À mesure que je parlais, le regard de M. Ratin devenait si terrible, qu’à la fin, ne pouvant plus le soutenir, je passai sans transition à l’aveu de mes crimes. — Je mens… M. Ratin… c’est moi qui ai fait ce malheur.

Il se fit un grand silence.




— Ne vous étonnez point, monsieur, dit enfin M. Ratin d’une voix solennelle, si l’excès de mon indignation en comprime et en retarde l’expression.

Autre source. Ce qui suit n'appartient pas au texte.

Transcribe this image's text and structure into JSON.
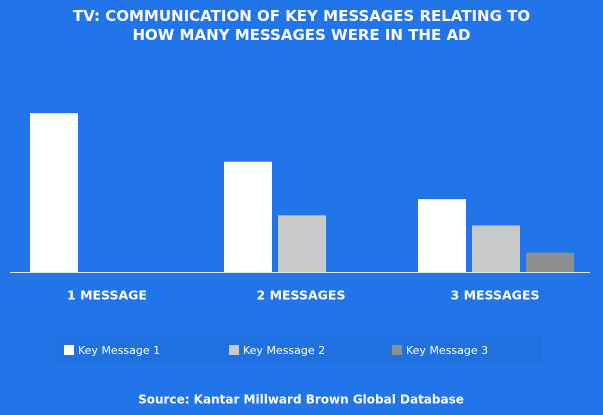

Je dirai même que l’expression me manque pour qualifier… Ici une mouche… un souffle de fou rire parcourut mon visage.

Il se fit de nouveau un grand silence.

Enfin M. Ratin se leva. — Vous allez, monsieur, garder la chambre pendant deux jours, pour réfléchir sur votre conduite, tandis que je réfléchirai moi-même au parti que je dois prendre dans une conjoncture aussi grave…

Là-dessus M. Ratin sortit, en fermant l’appartement dont il emporta la clef.




L’aveu sincère m’avait soulagé ; le départ de M. Ratin m’ôtait la honte, de façon que les premiers moments de ma captivité ressemblèrent fort à une heureuse délivrance ; et, sans l’obligation où je me voyais de songer deux jours à mes fautes, je me serais fort réjoui, comme on y est disposé au sortir des grandes crises.